India, of late, has been forced to look into the mirror over racist attacks within its borders. We can't turn a blind eye to it any more, especially now that the chief minister of a North-Eastern state has come out on racism he has faced across India.
Mizoram Chief Minister Lal Thanhawla, in an interview to a news agency, also made reference to BJP leader Tarun Vijay's insensitive statement on "black" South Indians. He said Indians — especially North Indians — do not know that there are people of three distinct races in India: Aryans in the North, Dravidians in the South and people of Mongoloid origin in the North-East.
Thanhawla said in the interview: "Racial abuse is the worst thing in this country. I have faced it myself a lot of times. These are foolish people who do not know their own country."
He also recounted personal experiences."In a reception some 20-25 years ago, one gentleman said to me, 'You don't look like an Indian,' to which I replied?: 'Tell me in one sentence what does an Indian look like'," he said.
Thanhawla, who belongs to the Congress and has been chief minister of Mizoram for five terms, went on to add: "Even the national leadership, be it the BJP or the Congress or any other political party, if you do not know your own country, how can you be a leader?"
Racism in India
Indians often face racism abroad, a fact made amply clear by the manner in which Indian techie Srinivas Kuchibotla was killed and his friend injured by a man who thought they were from the Middle-East. There have also been several instances of Sikhs being attacked in the US and other countries because of their turbans and facial hair.
However, India in recent times has had to consider the question of racism at home, after many Africans have claimed they were abused by Indians for the colour of their skin. Even otherwise, people from the North-East have for a long time claimed they were racially abused within India.
One would have thought that the Supreme Court order of 2012 — where the apex court said using derogatory and racial epithets like "chinki" for people from the North-East could earn the culprit a prison term of as much as five years — would put an end to this.

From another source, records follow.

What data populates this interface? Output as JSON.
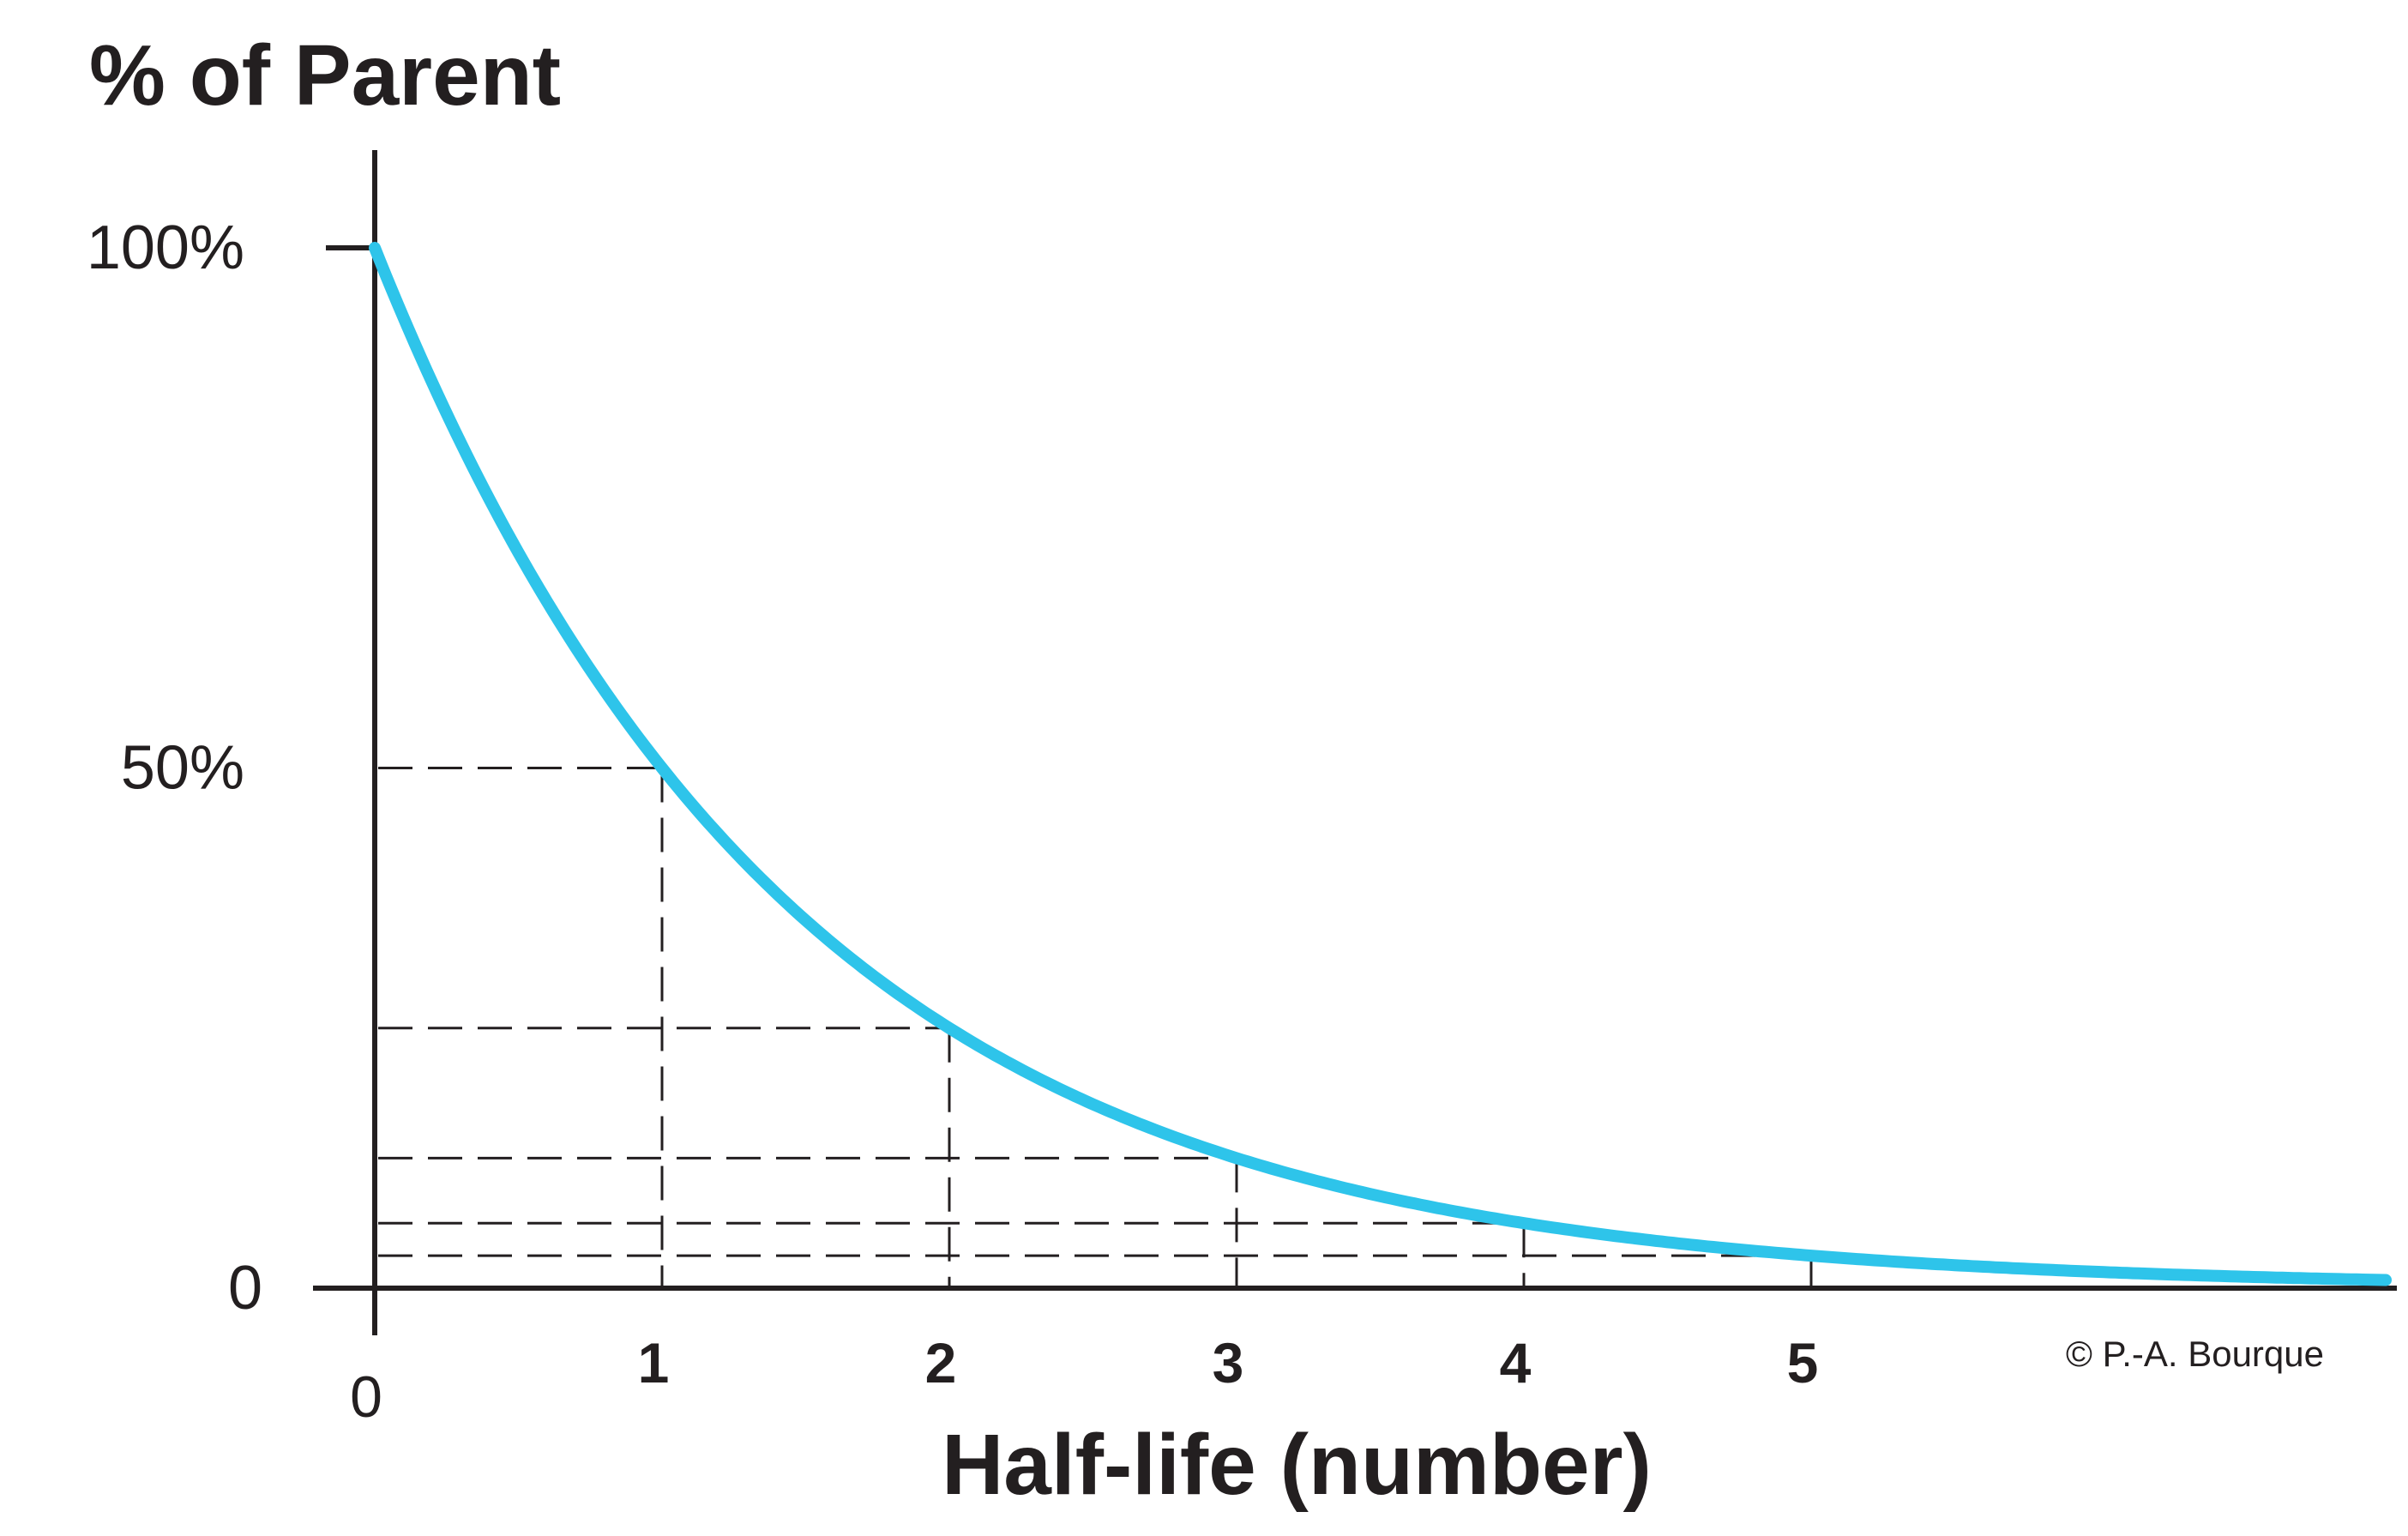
{
  "chart_data": {
    "type": "line",
    "ylabel": "% of Parent",
    "xlabel": "Half-life (number)",
    "credit": "© P.-A. Bourque",
    "y_tick_labels": [
      "0",
      "50%",
      "100%"
    ],
    "y_tick_values": [
      0,
      50,
      100
    ],
    "x_tick_labels": [
      "0",
      "1",
      "2",
      "3",
      "4",
      "5"
    ],
    "x_tick_values": [
      0,
      1,
      2,
      3,
      4,
      5
    ],
    "xlim": [
      0,
      7
    ],
    "ylim": [
      0,
      100
    ],
    "grid": false,
    "series": [
      {
        "x": [
          0,
          0.25,
          0.5,
          0.75,
          1,
          1.25,
          1.5,
          1.75,
          2,
          2.25,
          2.5,
          2.75,
          3,
          3.25,
          3.5,
          3.75,
          4,
          4.25,
          4.5,
          4.75,
          5,
          5.25,
          5.5,
          5.75,
          6,
          6.25,
          6.5,
          6.75,
          7
        ],
        "y": [
          100,
          84.1,
          70.7,
          59.5,
          50,
          42.0,
          35.4,
          29.7,
          25,
          21.0,
          17.7,
          14.9,
          12.5,
          10.5,
          8.8,
          7.4,
          6.25,
          5.3,
          4.4,
          3.7,
          3.1,
          2.6,
          2.2,
          1.9,
          1.6,
          1.3,
          1.1,
          0.9,
          0.8
        ]
      }
    ],
    "half_life_points": [
      {
        "x": 1,
        "y": 50
      },
      {
        "x": 2,
        "y": 25
      },
      {
        "x": 3,
        "y": 12.5
      },
      {
        "x": 4,
        "y": 6.25
      },
      {
        "x": 5,
        "y": 3.125
      }
    ],
    "colors": {
      "curve": "#2ec4ea",
      "axis": "#231f20",
      "text": "#231f20"
    }
  }
}
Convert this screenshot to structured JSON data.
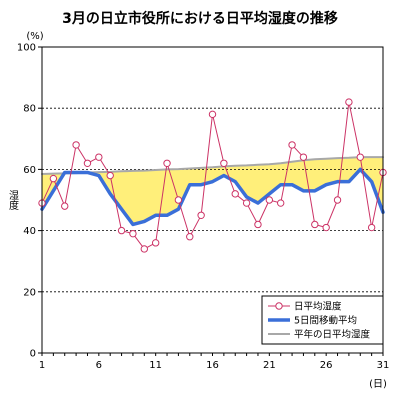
{
  "chart_data": {
    "type": "line",
    "title": "3月の日立市役所における日平均湿度の推移",
    "ylabel": "湿度",
    "y_unit": "(%)",
    "x_unit": "(日)",
    "xlim": [
      1,
      31
    ],
    "ylim": [
      0,
      100
    ],
    "x_ticks": [
      1,
      6,
      11,
      16,
      21,
      26,
      31
    ],
    "y_ticks": [
      0,
      20,
      40,
      60,
      80,
      100
    ],
    "grid": "horizontal dashed",
    "legend_position": "bottom-right",
    "x": [
      1,
      2,
      3,
      4,
      5,
      6,
      7,
      8,
      9,
      10,
      11,
      12,
      13,
      14,
      15,
      16,
      17,
      18,
      19,
      20,
      21,
      22,
      23,
      24,
      25,
      26,
      27,
      28,
      29,
      30,
      31
    ],
    "series": [
      {
        "name": "日平均湿度",
        "style": "line-with-circle-markers",
        "color": "#cc3366",
        "values": [
          49,
          57,
          48,
          68,
          62,
          64,
          58,
          40,
          39,
          34,
          36,
          62,
          50,
          38,
          45,
          78,
          62,
          52,
          49,
          42,
          50,
          49,
          68,
          64,
          42,
          41,
          50,
          82,
          64,
          41,
          59
        ]
      },
      {
        "name": "5日間移動平均",
        "style": "thick-line",
        "color": "#3a6fd8",
        "values": [
          47,
          53,
          59,
          59,
          59,
          58,
          52,
          47,
          42,
          43,
          45,
          45,
          47,
          55,
          55,
          56,
          58,
          56,
          51,
          49,
          52,
          55,
          55,
          53,
          53,
          55,
          56,
          56,
          60,
          56,
          46
        ]
      },
      {
        "name": "平年の日平均湿度",
        "style": "gray-line",
        "color": "#a8a8a8",
        "values": [
          58.5,
          58.6,
          58.7,
          58.8,
          59,
          59.1,
          59.2,
          59.4,
          59.5,
          59.6,
          59.8,
          60,
          60.1,
          60.3,
          60.5,
          60.7,
          61,
          61.2,
          61.3,
          61.5,
          61.7,
          62,
          62.5,
          63,
          63.3,
          63.5,
          63.7,
          63.8,
          64,
          64,
          64
        ]
      }
    ],
    "fill": {
      "between": [
        "5日間移動平均",
        "平年の日平均湿度"
      ],
      "color": "#ffef7a"
    }
  }
}
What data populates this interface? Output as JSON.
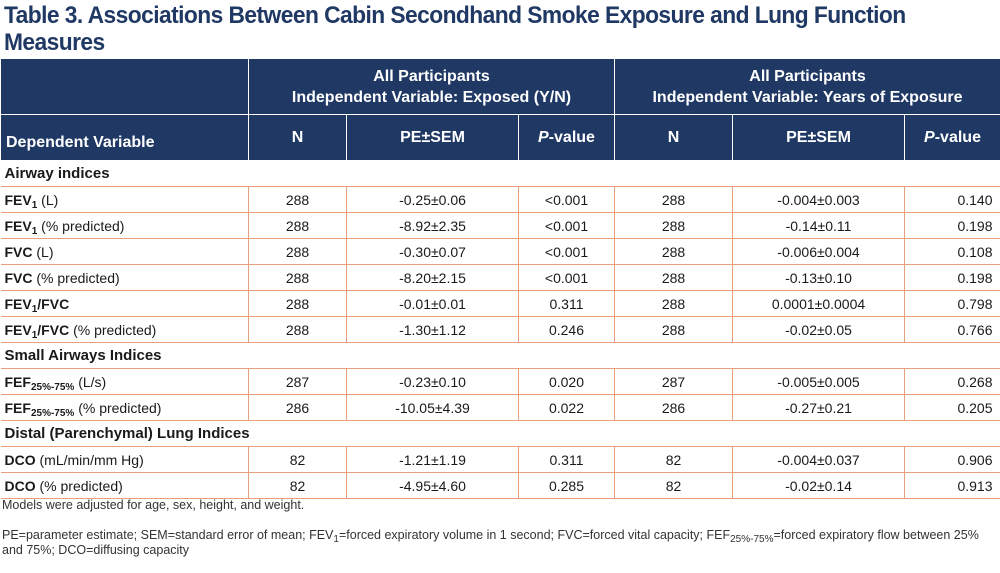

However, it clearly did not. Current Delhi Police Joint Commissioner (Operations) Robin Hibu has over the years spoken of several times he had to face racial abuse. One time, he claimed, when he was coming to Delhi by train, he was called "Thapa" — a common racial epithet Indians use towards people of Nepalese or Bhutanese origin — and was forcibly removed from a reserved seat.
In more recent times, a student from Arunachal Pradesh was made to lick the shoe of his landlord in Bengaluru following a dispute over water. The incident had been seen as a racial attack by the North-Eastern community residing in the city.